Lyle Wiley, head coach of the Hot Springs County High School Speech and Debate team, addressed the Hot Springs County School Board on Aug. 18 about the team’s extensive history and most recent accomplishments.
Hot Springs County High School founded its first chapter of the Speech and Debate team in 1962, which Wiley pointed out makes 2022 the team’s 60th year of competing in the fields of speech and debate.
Wiley elaborated that the National Speech and Debate Association recognized the Hot Springs County High School Speech and Debate team as a “legacy,” because the team had managed to compete at the national level for a total of 20 years out of its 60 years of overall competition.
“That’s really impressive for a very small school like ours,” Wiley said. “It means that, for a third of all the years we’ve competed, we’ve sent someone to nationals.”

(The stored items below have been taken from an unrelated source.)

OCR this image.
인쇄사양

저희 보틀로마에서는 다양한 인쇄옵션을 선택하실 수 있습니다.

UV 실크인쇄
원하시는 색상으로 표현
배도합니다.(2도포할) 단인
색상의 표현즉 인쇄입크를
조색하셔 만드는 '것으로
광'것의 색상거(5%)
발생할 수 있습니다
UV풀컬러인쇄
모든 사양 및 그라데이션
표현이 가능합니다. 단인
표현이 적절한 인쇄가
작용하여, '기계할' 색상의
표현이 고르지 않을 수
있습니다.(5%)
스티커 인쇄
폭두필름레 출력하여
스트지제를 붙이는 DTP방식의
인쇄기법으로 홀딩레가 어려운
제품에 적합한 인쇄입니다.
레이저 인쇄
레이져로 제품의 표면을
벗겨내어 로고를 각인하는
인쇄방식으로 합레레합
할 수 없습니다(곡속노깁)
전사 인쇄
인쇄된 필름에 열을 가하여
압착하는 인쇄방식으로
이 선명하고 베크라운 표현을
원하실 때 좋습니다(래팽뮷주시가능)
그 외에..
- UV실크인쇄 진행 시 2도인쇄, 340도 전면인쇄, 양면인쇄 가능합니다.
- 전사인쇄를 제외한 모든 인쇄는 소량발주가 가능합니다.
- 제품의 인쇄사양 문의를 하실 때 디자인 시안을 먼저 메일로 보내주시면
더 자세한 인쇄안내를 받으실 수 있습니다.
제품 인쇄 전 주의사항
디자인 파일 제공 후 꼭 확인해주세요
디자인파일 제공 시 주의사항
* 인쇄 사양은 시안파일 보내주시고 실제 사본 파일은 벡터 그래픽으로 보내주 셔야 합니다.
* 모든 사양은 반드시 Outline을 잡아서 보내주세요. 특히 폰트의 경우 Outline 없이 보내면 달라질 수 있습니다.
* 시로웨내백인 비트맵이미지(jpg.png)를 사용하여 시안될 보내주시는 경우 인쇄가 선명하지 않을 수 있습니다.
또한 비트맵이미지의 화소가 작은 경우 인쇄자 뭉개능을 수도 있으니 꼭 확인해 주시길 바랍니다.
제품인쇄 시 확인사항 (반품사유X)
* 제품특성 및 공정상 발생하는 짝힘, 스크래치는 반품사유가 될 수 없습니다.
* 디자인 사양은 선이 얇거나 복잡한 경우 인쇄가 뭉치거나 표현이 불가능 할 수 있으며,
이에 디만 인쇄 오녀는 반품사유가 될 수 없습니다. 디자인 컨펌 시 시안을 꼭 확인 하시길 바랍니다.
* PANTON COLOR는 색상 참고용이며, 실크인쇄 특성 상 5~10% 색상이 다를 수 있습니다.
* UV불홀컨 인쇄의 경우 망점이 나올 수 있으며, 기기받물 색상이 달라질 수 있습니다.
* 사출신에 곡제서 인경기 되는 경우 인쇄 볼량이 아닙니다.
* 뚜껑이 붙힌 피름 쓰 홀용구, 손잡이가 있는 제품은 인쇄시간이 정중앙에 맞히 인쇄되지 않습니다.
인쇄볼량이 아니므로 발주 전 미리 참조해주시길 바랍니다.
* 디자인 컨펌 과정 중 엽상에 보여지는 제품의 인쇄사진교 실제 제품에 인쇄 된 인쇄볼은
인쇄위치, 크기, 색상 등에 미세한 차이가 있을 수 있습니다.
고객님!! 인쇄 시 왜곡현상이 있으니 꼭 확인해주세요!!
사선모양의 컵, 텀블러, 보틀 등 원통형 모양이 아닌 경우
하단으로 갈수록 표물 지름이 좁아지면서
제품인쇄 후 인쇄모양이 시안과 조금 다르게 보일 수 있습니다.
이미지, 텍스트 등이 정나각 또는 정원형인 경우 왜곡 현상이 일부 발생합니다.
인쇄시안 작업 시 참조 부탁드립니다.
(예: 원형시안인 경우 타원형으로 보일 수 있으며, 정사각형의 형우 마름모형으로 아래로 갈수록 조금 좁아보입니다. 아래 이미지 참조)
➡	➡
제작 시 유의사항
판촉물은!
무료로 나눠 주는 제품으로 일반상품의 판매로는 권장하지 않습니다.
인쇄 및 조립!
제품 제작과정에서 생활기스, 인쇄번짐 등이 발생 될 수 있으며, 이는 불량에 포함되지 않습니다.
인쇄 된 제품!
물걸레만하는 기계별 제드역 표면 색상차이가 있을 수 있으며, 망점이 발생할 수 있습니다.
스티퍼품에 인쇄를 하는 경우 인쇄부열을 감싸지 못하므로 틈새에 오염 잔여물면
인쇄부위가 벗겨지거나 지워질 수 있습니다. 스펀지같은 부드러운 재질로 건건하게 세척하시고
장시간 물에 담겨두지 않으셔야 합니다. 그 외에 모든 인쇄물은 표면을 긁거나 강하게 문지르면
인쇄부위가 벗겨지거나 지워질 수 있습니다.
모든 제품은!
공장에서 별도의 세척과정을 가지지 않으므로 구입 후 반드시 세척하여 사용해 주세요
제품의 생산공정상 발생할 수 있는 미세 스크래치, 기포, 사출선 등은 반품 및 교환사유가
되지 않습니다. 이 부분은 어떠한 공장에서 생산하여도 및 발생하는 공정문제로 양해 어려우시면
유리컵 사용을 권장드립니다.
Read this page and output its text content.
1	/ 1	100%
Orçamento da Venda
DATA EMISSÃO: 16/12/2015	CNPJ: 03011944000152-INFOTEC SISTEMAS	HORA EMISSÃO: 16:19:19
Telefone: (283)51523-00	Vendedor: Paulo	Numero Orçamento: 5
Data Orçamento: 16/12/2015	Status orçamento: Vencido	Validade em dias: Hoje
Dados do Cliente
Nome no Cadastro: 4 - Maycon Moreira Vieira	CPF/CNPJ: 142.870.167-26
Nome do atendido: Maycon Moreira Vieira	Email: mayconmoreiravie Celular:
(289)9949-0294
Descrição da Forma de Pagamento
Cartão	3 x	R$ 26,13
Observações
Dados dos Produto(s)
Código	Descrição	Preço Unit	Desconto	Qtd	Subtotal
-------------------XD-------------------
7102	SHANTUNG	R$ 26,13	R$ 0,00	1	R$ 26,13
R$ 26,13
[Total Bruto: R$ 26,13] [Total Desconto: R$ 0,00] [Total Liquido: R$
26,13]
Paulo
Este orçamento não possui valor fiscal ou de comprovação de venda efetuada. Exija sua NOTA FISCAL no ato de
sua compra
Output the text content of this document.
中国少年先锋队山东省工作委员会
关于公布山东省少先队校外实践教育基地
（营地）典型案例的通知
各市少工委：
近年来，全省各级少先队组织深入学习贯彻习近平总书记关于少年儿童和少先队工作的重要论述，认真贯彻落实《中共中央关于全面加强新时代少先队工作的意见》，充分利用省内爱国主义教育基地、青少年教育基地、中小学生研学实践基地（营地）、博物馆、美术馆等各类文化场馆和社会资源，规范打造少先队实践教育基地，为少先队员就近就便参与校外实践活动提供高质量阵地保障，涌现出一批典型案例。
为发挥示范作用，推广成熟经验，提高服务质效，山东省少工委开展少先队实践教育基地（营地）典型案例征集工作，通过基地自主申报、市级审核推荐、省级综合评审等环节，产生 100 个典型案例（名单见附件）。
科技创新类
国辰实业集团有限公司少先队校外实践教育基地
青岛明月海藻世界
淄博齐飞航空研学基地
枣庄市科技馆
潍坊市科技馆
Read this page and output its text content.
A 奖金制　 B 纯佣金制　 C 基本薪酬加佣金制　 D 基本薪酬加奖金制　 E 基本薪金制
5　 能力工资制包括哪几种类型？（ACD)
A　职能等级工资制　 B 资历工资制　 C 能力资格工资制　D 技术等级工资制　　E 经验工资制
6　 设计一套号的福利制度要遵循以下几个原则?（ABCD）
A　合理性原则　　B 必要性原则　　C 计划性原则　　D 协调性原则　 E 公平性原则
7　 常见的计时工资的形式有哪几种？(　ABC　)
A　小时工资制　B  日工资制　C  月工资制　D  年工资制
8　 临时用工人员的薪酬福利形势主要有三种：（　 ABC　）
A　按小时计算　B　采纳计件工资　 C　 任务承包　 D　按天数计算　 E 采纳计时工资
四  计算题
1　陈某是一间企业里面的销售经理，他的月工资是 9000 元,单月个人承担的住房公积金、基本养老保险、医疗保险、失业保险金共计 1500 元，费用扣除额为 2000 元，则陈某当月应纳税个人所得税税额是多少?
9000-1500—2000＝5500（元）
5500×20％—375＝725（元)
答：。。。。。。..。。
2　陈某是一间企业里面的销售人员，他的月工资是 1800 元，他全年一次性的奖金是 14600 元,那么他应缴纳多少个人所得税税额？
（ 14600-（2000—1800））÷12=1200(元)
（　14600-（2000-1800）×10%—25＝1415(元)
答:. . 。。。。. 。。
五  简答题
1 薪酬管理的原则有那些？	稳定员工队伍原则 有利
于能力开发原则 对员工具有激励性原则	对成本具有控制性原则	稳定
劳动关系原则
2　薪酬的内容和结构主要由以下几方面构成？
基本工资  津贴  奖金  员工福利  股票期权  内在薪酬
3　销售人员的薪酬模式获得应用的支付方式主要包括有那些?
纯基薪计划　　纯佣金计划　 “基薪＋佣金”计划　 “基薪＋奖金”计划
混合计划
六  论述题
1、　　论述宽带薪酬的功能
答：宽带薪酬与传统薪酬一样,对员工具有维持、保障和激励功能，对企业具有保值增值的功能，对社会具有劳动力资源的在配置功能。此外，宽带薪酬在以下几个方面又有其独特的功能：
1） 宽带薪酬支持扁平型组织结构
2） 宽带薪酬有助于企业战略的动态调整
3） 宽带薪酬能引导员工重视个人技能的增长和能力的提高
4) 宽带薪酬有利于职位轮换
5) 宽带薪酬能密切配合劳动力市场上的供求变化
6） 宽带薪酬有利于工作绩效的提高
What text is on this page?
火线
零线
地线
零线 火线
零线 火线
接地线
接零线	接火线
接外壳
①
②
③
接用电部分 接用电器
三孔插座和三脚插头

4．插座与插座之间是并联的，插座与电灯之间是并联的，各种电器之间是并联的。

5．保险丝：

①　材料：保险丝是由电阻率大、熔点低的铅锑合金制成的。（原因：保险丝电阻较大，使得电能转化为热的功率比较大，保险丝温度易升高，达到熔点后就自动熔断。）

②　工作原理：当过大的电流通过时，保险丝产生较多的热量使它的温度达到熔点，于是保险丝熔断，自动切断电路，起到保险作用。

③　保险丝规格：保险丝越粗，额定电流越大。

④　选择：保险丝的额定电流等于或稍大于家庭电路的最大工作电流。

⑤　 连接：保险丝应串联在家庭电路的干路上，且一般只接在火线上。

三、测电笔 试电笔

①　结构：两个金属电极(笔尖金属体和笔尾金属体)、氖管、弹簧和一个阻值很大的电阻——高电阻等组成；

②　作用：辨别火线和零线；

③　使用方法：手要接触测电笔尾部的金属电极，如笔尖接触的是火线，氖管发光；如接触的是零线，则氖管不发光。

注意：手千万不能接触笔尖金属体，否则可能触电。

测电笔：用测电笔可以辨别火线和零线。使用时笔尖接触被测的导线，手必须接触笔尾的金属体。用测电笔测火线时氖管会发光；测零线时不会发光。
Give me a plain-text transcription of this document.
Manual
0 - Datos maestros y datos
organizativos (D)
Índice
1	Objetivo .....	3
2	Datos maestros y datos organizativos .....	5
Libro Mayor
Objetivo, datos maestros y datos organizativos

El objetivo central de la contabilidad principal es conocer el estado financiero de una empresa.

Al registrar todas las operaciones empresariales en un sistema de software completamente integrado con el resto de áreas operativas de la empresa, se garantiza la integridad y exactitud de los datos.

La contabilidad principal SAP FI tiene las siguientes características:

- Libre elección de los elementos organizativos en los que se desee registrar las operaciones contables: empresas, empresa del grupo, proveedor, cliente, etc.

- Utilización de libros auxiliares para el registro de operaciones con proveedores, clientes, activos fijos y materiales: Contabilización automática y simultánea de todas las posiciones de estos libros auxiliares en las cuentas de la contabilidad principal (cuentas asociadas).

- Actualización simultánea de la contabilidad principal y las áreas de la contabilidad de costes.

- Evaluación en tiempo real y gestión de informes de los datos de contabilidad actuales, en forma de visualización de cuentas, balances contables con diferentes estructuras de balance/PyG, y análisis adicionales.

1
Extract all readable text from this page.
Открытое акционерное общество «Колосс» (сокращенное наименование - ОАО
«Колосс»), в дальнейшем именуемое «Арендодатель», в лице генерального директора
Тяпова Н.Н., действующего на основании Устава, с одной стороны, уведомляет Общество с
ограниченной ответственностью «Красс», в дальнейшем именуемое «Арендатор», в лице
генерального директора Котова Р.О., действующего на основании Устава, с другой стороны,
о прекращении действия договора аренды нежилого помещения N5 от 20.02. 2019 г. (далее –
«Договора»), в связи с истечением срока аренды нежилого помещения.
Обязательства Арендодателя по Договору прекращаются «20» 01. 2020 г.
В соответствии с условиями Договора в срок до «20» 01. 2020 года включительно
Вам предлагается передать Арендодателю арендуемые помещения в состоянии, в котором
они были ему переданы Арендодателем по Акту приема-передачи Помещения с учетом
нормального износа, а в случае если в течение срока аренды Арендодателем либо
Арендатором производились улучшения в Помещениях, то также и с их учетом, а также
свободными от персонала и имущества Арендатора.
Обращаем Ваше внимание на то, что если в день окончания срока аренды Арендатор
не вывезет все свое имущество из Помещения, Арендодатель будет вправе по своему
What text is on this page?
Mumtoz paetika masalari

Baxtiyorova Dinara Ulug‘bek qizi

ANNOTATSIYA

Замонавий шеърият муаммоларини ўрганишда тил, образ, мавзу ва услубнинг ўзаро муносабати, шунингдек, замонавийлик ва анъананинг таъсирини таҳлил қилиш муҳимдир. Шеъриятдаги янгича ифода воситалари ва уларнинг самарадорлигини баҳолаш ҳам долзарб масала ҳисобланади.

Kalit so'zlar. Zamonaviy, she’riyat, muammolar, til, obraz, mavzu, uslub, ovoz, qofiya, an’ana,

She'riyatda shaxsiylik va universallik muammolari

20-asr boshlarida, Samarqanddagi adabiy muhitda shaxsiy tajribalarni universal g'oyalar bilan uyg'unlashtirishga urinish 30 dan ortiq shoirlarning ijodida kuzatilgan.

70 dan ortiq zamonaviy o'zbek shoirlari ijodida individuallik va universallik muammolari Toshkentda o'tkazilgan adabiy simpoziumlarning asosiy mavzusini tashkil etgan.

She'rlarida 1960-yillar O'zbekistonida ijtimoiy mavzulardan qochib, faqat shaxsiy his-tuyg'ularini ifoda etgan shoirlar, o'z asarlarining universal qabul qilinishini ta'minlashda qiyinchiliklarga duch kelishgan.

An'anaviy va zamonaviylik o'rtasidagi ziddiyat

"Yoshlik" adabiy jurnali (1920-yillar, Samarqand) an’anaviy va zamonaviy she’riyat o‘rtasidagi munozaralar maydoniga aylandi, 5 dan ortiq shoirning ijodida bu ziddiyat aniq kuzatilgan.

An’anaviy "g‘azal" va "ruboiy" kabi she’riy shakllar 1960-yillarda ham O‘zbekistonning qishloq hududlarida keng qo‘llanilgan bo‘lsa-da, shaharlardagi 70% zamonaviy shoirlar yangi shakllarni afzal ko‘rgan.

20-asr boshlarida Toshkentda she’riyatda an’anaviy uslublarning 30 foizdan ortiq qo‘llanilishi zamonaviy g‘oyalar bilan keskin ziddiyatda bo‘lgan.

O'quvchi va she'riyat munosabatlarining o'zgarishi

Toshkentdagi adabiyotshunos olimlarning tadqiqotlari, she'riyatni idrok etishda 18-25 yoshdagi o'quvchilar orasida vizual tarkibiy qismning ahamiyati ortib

Indeed, within the past five years, Wiley estimated the team has sent “more people than we’ve had total” competing at nationals previously, including five people last year and eight people the year before.
“So we’re doing a pretty good job against the competition,” said Wiley, before he described the unique dynamics of the Hot Springs County High School Speech and Debate team’s most recent trip to nationals this year. “When we go to nationals, we’re sort of like ‘Team Wyoming.’ We all (from Wyoming) celebrate each other’s successes,” regardless of their schools, “and our successes for the Wyoming community, since the percentage of kids who come from the state of Wyoming, as you can imagine, is pretty small.”
Wiley went so far as to point out that the state of Wyoming has a population of roughly 500,000, whereas the city of Louisville, which hosts the national tournaments, boasts a larger population than that, all by itself.
“And yet, Wyoming has been extremely impressive at the national tournaments in the last five years,” Wiley said. “We’re gaining a lot of momentum.”
Wiley lauded the latest wave of students in his team for setting a succession of records for points and performances for their school.
“They’ve been shattering every record” for the Hot Springs County High School Speech and Debate team, Wiley said.
Wiley described his students as “incredible competitors,” even in fields as challenging as extemporaneous debate, all while going up against even more “really amazing competitors” from other schools’ teams.
Wiley expressed his pride in his team’s students for “really stepping up” and “doing a great job for us,” all while he’s personally been “excited” to have what he sees as “a chance to extend the legacy of our Speech and Debate team.”
Wiley expressed his appreciation to the school district for “all of your support,” and pledged in return that his team would “continue to do our best to serve our community, our town, our school and, of course, our state at these national competitions.”
Wiley acknowledged that the team recently lost “a lot of really competitive seniors” to graduation, but his solution, as he told the board, will be to “recruit hard” and “extend more opportunities for students to step up and find their voice.”